Nowhere is democracy’s vision made more concrete than in the fundamental promise to children implied and stated in the founding documents of our state and nation. This is the promise that all children, including the poor, the immigrants, the students with special needs, and the kids of color will have equal opportunity and access to a quality public education which will give them a high level of success.
Broken Promises:
Minnesota has a great education tradition. We have invested in our children’s public education and, as a result, in our state’s well-being. We know that our continued prosperity requires a strong educational system, E-12 through college. But today we are at a crossroads. There has been a series of policy decisions at the state and federal level to disinvest, under fund, and cut funding for public schools. These policy decisions put our children and the future of our communities in jeopardy. They are eating away at our schools and setting them up for failure.
1. Federal Under funding:
a. Special Education (IDEA): the federal government promised to fund this mandated program at 40% above the regular per pupil state allocation. The funding has never been more than 17%, but the costs have been much higher – $250 million higher statewide. Public school children pay the price. The promise was broken.

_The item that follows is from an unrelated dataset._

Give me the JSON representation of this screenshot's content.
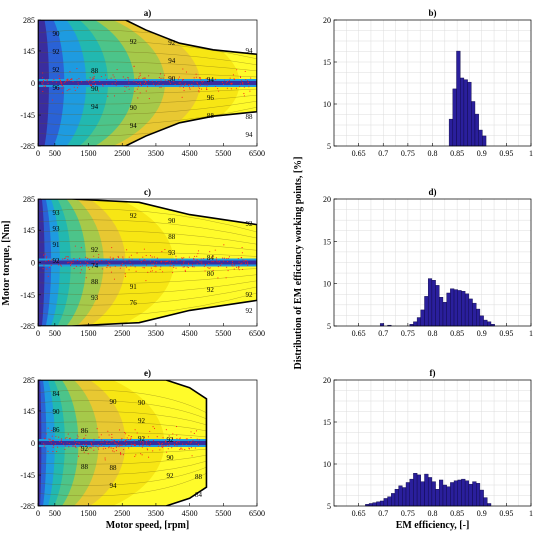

b. No Child Left Behind: this federal mandate promises that all children will reach high goals for educational achievement. However, NCLB only provides new resources for costs of its required tests plus selective grants to a minimal number of schools. It provides only 3-4% of school districts’ budgets. It does NOT provide revenue to pay for specialized teaching and supplemental curriculum to help children of poverty, special needs children, English Language Learners, or other at-risk children meet high standards. Once again, the promise is broken.
2. State Under funding and Cuts:
a. Lack of Inflationary Increases: over the last 14 years, public schools got an average real revenue increase of 1% a year per pupil when almost every expense from paper to fuel rose far more steeply. This came at a time when the needs of students in public schools were increasing dramatically and under funded federal mandates were draining revenue from school budgets. The state has not met its responsibility to fund public schools adequately. The promise is broken.
b. Tax Shift: in 2001, a plan to decrease the portion of local property taxes which funded public schools and shift the responsibility to the state level was instituted. But no new state revenue was created to pay the bill. This funding shift and the resulting state budget problems led to freezes in the per pupil funding and $622 million cuts in targeted funds. 30% of these were cuts in services for at-risk students. Needed programs in other community-building health and human services were cut. Again the promise was broken.
Keep The Promise:
Demographically, Minnesota’s population of high needs children is growing. As children’s needs, educational expectations, and costs are increasing, education funding has not kept pace. Class size across the state has increased; programming for at-risk and gifted children has been cut; extra-curriculars have been reduced, and schools have been closed.
At the same time the following is true:
1. Minnesota ranks 26th in the nation in size of tax payments measured as a percentage of personal income. (Minnesota Budget Project)
2. Of the upper Midwestern states, Minnesota enjoys the fastest growing economy and the highest per capita personal income. (Corporation for Enterprise Development)
3. Minnesota ranks only 23rd among all states in its per pupil spending for 2001-02 (the latest year for which data is gathered), and over the period 1992-2002 Minnesota’s per student expendi- tures were less than the national average. (Education Week, January 6, 2005)
4. Lack of financial support is seen by the public as the major problem facing public education. (36th Annual Gallup Poll on Public Education)
It is time that our governor and other elected leaders demonstrate bold leadership – accountable to the fundamental values and beliefs of our country and our state. We call on them to join with us to keep the promise. Provide the resources to meet the ACTUAL COST of a high quality education for each child in our state. Assure that each child in Minnesota has equal opportunity and access to a high quality public education.